ビジネストラブル撃退道

従業員のSNS発信が思わぬ「社員テロ」に… 不適切投稿で吹っ飛ぶ商機

中川淳一郎
中川淳一郎

 SNSがない状況は考えられない

 最近広告業界の人と話すことが多いのだが、「従業員のSNS使用」に関する議論が時々出る。大手広告会社では、業務について一切書くことは禁止されているほか、所属企業名を出すことも禁止されている例もある。一方、IT系広告企業や「クリエイティブブティック」と呼ばれる小規模の精鋭部隊で結成した広告系制作会社の場合は、従業員のSNS発信を制限していない場合が多い。いや、むしろ積極的に発信を促している。

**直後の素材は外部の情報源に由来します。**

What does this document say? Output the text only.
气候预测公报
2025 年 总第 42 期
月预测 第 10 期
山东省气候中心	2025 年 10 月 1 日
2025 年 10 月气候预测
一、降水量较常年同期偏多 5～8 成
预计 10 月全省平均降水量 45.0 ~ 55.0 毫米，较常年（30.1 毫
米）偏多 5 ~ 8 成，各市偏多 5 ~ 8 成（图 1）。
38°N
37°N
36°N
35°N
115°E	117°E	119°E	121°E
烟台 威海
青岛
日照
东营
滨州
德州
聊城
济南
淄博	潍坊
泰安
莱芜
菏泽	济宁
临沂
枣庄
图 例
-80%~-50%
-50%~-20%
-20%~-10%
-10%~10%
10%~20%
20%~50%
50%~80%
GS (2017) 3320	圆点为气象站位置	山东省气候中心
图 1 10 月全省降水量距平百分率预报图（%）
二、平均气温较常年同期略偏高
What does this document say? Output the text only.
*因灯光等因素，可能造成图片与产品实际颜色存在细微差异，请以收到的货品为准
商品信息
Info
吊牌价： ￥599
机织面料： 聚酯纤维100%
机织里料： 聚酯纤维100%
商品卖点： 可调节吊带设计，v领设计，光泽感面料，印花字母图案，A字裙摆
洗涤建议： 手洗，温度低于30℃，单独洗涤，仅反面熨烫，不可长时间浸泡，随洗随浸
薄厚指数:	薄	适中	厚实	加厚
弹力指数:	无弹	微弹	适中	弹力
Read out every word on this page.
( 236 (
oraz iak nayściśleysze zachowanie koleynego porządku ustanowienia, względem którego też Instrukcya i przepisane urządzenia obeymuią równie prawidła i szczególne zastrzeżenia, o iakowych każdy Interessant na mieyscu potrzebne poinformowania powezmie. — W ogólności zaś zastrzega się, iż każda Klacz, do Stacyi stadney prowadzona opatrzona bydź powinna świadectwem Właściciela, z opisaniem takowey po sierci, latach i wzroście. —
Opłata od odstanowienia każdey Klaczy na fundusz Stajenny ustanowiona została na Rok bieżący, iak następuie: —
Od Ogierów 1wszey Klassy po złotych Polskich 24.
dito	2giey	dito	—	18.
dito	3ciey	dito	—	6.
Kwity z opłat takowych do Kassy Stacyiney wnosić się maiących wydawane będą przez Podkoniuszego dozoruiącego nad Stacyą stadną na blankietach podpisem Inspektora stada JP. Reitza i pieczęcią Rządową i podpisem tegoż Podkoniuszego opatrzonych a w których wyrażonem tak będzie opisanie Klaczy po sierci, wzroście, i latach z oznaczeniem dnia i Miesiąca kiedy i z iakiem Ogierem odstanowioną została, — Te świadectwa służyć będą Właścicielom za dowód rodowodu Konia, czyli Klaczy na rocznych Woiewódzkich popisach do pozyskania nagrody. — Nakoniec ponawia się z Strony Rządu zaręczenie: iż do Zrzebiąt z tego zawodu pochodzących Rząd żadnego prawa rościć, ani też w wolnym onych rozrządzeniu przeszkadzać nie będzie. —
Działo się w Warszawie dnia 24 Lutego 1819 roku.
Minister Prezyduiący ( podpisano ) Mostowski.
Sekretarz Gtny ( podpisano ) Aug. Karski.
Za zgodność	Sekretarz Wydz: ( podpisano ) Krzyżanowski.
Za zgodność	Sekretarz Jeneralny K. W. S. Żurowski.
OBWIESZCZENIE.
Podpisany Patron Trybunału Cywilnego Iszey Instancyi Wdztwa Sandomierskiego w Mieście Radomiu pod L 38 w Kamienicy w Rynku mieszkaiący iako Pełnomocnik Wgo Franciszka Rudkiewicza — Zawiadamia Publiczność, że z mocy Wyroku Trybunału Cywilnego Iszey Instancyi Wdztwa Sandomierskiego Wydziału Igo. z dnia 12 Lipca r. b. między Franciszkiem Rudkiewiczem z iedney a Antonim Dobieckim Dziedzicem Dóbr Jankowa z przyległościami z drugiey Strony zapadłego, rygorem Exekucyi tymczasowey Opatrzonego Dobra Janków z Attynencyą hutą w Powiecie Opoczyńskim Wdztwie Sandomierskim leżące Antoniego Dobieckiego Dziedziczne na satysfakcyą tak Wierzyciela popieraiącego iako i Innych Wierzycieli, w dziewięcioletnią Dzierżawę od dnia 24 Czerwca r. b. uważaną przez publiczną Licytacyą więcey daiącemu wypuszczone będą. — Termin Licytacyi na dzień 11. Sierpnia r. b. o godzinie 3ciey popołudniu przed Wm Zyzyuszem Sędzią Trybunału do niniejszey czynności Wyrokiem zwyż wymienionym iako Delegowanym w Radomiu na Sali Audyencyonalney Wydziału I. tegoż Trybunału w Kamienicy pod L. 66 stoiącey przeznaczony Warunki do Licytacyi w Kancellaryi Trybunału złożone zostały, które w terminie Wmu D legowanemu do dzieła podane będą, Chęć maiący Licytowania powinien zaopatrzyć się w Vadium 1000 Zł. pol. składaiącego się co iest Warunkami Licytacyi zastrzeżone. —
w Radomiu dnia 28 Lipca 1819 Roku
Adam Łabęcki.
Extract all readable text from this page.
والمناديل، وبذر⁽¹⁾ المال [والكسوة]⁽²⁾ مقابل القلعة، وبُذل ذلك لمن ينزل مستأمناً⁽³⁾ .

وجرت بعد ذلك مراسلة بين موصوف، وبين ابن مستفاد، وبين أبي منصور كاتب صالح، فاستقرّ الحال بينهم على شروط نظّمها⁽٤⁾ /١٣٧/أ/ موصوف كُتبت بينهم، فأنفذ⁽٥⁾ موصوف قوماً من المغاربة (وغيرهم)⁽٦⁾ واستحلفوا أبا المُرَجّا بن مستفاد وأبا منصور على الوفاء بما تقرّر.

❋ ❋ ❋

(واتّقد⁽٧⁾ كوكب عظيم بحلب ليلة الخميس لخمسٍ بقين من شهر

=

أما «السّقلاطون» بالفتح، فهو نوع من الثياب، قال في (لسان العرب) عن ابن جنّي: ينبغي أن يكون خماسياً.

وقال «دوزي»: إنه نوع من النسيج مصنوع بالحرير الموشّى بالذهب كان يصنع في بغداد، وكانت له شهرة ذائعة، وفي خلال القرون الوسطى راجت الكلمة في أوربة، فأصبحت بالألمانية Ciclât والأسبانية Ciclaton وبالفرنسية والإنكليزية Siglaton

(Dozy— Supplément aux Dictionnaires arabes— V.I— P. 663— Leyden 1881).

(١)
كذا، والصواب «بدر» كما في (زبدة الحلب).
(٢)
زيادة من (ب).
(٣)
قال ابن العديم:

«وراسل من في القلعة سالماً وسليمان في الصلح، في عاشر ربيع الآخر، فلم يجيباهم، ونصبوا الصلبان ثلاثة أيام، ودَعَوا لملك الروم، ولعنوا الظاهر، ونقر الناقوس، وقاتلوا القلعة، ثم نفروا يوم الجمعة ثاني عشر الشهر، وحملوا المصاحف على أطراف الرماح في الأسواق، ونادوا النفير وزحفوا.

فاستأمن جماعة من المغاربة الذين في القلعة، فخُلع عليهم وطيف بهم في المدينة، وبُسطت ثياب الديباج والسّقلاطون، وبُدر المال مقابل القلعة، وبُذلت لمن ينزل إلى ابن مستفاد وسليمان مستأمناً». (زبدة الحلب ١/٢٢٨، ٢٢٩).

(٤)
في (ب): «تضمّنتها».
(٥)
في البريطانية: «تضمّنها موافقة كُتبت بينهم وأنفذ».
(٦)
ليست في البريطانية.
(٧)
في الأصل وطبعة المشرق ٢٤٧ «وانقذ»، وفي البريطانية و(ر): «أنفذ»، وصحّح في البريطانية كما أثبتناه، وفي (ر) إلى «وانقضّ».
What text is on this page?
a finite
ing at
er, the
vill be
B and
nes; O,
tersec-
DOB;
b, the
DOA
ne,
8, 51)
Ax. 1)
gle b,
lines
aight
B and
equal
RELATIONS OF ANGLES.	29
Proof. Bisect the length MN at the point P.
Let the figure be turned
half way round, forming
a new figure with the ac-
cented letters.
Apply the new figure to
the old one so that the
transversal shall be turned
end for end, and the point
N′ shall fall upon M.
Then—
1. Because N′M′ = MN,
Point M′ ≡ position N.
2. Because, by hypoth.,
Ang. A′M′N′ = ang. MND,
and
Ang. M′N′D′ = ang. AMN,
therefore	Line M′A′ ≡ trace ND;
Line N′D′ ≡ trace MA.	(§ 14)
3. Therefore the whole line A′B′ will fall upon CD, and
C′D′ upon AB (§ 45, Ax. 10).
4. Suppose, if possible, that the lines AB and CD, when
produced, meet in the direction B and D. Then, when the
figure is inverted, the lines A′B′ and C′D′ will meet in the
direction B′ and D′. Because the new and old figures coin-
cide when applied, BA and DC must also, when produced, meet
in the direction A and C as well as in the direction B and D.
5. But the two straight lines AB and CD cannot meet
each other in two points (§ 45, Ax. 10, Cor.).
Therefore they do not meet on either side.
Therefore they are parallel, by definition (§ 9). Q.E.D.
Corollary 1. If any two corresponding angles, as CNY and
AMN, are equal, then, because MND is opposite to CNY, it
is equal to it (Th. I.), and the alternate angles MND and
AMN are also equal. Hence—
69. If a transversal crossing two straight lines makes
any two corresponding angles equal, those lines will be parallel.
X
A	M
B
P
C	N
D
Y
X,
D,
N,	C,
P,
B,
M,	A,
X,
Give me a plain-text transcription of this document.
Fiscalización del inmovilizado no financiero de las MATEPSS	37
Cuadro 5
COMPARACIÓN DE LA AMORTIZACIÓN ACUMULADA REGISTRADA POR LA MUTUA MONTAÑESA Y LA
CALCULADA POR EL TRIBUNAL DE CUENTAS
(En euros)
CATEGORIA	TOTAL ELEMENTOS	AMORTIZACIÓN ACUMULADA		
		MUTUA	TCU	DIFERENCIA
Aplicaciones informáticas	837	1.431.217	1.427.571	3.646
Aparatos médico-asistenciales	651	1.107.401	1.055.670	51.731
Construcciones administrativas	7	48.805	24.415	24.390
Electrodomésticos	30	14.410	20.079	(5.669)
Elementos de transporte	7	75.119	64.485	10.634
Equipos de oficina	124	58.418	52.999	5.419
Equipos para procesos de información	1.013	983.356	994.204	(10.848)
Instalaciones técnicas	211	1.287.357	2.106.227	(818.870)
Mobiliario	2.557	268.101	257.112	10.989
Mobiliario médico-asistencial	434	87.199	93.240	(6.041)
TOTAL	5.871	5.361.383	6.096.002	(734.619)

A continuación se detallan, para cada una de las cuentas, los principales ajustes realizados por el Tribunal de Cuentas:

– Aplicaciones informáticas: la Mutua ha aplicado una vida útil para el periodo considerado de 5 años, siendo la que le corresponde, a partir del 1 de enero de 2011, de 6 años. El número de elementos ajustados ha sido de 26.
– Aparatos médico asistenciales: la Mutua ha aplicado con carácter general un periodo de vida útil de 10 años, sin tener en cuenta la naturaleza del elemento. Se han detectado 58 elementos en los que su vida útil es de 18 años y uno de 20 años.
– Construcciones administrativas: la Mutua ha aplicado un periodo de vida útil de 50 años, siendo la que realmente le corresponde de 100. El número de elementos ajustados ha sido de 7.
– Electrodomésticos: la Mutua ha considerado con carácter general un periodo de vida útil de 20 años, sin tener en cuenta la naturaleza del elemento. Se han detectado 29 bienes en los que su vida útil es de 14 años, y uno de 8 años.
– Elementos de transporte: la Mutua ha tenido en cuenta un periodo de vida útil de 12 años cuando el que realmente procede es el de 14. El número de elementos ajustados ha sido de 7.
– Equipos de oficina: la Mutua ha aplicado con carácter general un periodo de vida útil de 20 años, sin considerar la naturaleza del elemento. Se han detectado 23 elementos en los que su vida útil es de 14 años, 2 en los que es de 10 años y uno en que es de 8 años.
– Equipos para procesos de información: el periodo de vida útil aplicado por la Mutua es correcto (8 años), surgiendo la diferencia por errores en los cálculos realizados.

 発信を推奨する側からすれば「自分の手掛けた仕事をアピールしたい」「フォロワーが多ければ、結果的にクライアントのためになる」「SNSの発信から得られる仕事もある」「自分がどんなことが得意なのかを関係者・将来的な顧客から知ってもらえる」など様々な利点を言えることだろう。

 私もこれには多いに同意する。自分自身もフリーランスの編集者・ライターとしてSNSがない状況は考えられない。こうした署名記事を執筆するにしても、SNSで告知をすることにより、アクセス数を増やすことが可能だ。だからこそ、「推奨する」立場であるし、大手広告会社の若者がSNSで自身の仕事について情報発信できないことに不満があることも理解する。

 しかし、昨今のネット上の拡散力というものはあまりにもすさまじく、不用意な一言でどれだけ組織にダメージを与えるかは分からない。たとえば、従軍慰安婦や徴用工、靖国神社に関し、大手広告会社勤務のA氏が何か意見を書いたとしよう。これらの件についてはどちらの側からも反発が寄せられるものである。